Accurate identification and effective removal of unwanted variation is essential to derive meaningful biological results from RNA sequencing (RNA-seq) data, especially when the data come from large and complex studies. Using RNA-seq data from The Cancer Genome Atlas (TCGA), researchers from the Walter and Eliza Hall Institute of Medical Research examined several sources of unwanted variation and demonstrate here how these can significantly compromise various downstream analyses, including cancer subtype identification, association between gene expression and survival outcomes and gene co-expression analysis. They propose a strategy, called pseudo-replicates of pseudo-samples (PRPS), for deploying their recently developed normalization method, called removing unwanted variation III (RUV-III), to remove the variation caused by library size, tumor purity and batch effects in TCGA RNA-seq data. The researchers illustrate the value of their approach by comparing it to the standard TCGA normalizations on several TCGA RNA-seq datasets. RUV-III with PRPS can be used to integrate and normalize other large transcriptomic datasets coming from multiple laboratories or platforms.

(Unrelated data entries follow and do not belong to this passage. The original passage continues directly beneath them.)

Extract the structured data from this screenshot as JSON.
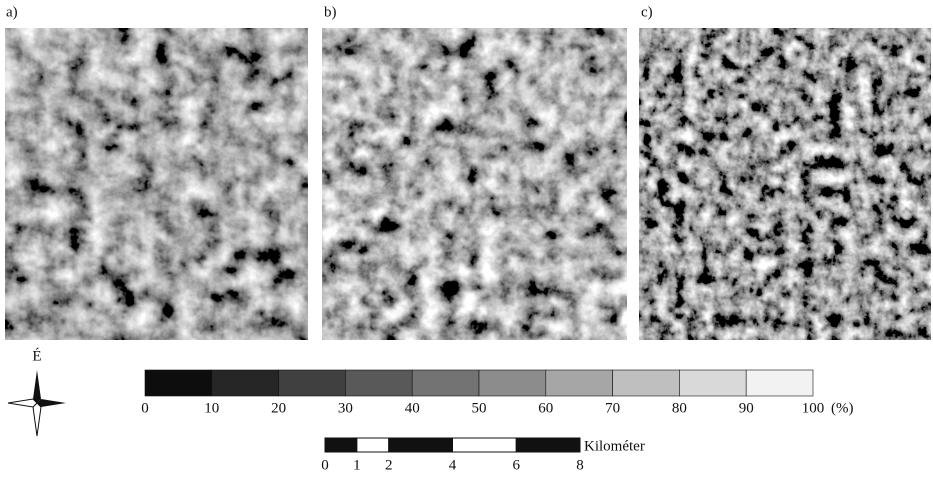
{
  "panels": [
    {
      "label": "a)"
    },
    {
      "label": "b)"
    },
    {
      "label": "c)"
    }
  ],
  "north_arrow": {
    "label": "É"
  },
  "legend": {
    "ticks": [
      0,
      10,
      20,
      30,
      40,
      50,
      60,
      70,
      80,
      90,
      100
    ],
    "unit": "(%)"
  },
  "scale_bar": {
    "ticks": [
      0,
      1,
      2,
      4,
      6,
      8
    ],
    "unit": "Kilométer"
  }
}
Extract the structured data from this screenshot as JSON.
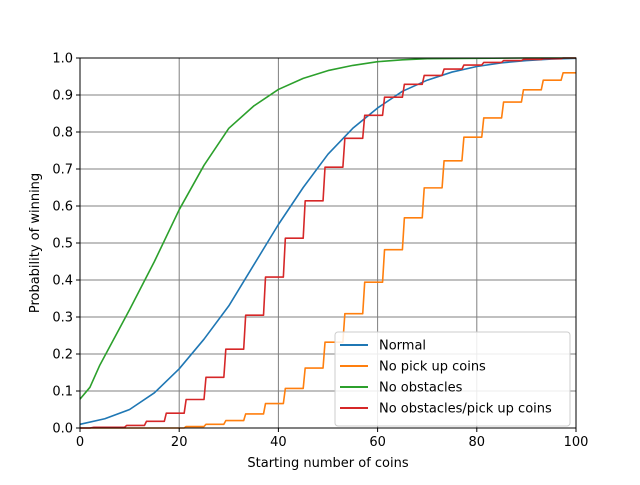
{
  "chart_data": {
    "type": "line",
    "title": "",
    "xlabel": "Starting number of coins",
    "ylabel": "Probability of winning",
    "xlim": [
      0,
      100
    ],
    "ylim": [
      0,
      1
    ],
    "x_ticks": [
      0,
      20,
      40,
      60,
      80,
      100
    ],
    "x_tick_labels": [
      "0",
      "20",
      "40",
      "60",
      "80",
      "100"
    ],
    "y_ticks": [
      0,
      0.1,
      0.2,
      0.3,
      0.4,
      0.5,
      0.6,
      0.7,
      0.8,
      0.9,
      1.0
    ],
    "y_tick_labels": [
      "0.0",
      "0.1",
      "0.2",
      "0.3",
      "0.4",
      "0.5",
      "0.6",
      "0.7",
      "0.8",
      "0.9",
      "1.0"
    ],
    "grid": true,
    "legend_position": "bottom-right",
    "series": [
      {
        "name": "Normal",
        "color": "#1f77b4",
        "x": [
          0,
          5,
          10,
          15,
          20,
          25,
          30,
          35,
          40,
          45,
          50,
          55,
          60,
          65,
          70,
          75,
          80,
          85,
          90,
          95,
          100
        ],
        "y": [
          0.01,
          0.025,
          0.05,
          0.095,
          0.16,
          0.24,
          0.33,
          0.44,
          0.55,
          0.65,
          0.74,
          0.81,
          0.865,
          0.91,
          0.94,
          0.962,
          0.977,
          0.987,
          0.993,
          0.997,
          0.999
        ]
      },
      {
        "name": "No pick up coins",
        "color": "#ff7f0e",
        "x": [
          0,
          20,
          24,
          28,
          32,
          36,
          40,
          44,
          48,
          52,
          56,
          60,
          64,
          68,
          72,
          76,
          80,
          84,
          88,
          92,
          96,
          100
        ],
        "y": [
          0.0,
          0.0,
          0.004,
          0.01,
          0.02,
          0.038,
          0.066,
          0.107,
          0.162,
          0.232,
          0.309,
          0.394,
          0.482,
          0.568,
          0.649,
          0.722,
          0.786,
          0.838,
          0.881,
          0.914,
          0.94,
          0.96
        ]
      },
      {
        "name": "No obstacles",
        "color": "#2ca02c",
        "x": [
          0,
          2,
          4,
          6,
          8,
          10,
          15,
          20,
          25,
          30,
          35,
          40,
          45,
          50,
          55,
          60,
          65,
          70,
          80,
          90,
          100
        ],
        "y": [
          0.078,
          0.11,
          0.17,
          0.22,
          0.27,
          0.32,
          0.45,
          0.59,
          0.71,
          0.81,
          0.87,
          0.915,
          0.945,
          0.966,
          0.98,
          0.99,
          0.995,
          0.998,
          0.999,
          1.0,
          1.0
        ]
      },
      {
        "name": "No obstacles/pick up coins",
        "color": "#d62728",
        "x": [
          0,
          8,
          12,
          16,
          20,
          24,
          28,
          32,
          36,
          40,
          44,
          48,
          52,
          56,
          60,
          64,
          68,
          72,
          76,
          80,
          84,
          88,
          92,
          96,
          100
        ],
        "y": [
          0.0,
          0.002,
          0.007,
          0.018,
          0.04,
          0.077,
          0.137,
          0.213,
          0.305,
          0.408,
          0.513,
          0.614,
          0.705,
          0.783,
          0.845,
          0.894,
          0.929,
          0.953,
          0.97,
          0.981,
          0.988,
          0.993,
          0.996,
          0.998,
          1.0
        ]
      }
    ]
  }
}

Unwanted variation in individual TCGA RNA-seq datasets
a, Illustrative examples showing data with and without unwanted variation. Data with unwanted variation exhibit high correlation between the first five PCs and this variation (top left). Data without unwanted variation have low correlation with unwanted variation (bottom left). The histograms show Spearman correlations and log2 F-statistics between individual genes and different sources of unwanted variation. Data with large library size and tumor purity variation show high Spearman correlations between individual gene expression and this variation. Data with plate effects exhibit high F-statistics obtained from ANOVA between individual gene expression and plates as factor. In contrast, data without such unwanted variation show low Spearman correlations and F-statistics. b, Distribution of (log2) library size colored by years for the individual TCGA cancer types. The year information was not available for the LAML RNA-seq study. The library sizes are calculated after removing lowly expressed genes for each cancer type. c, R2 obtained from linear regression between the first, first and second, and so on, cumulatively to the fifth PC and library size (first panel), tumor purity (second panel) and RLE medians (third panel) in the raw count, FPKM and FPKM.UQ normalized datasets. The fourth panel shows the vector correlation between the first five PCs cumulatively and plates in the datasets. Ideally, we should see no significant associations between PCs and sources of unwanted variation. Gray color indicates that samples were profiled across a single plate. d, Spearman correlation coefficients between individual gene expression levels and library size (first panel), tumor purity (second panel) and the RLE medians (third panel) in the datasets. The fourth panel shows log2 F-statistics obtained from ANOVA of gene expression levels by the factor: plate variable. Plates with fewer than three samples were excluded from the analyses. ANOVA was not possible for cancer types whose samples were profiled using a single plate.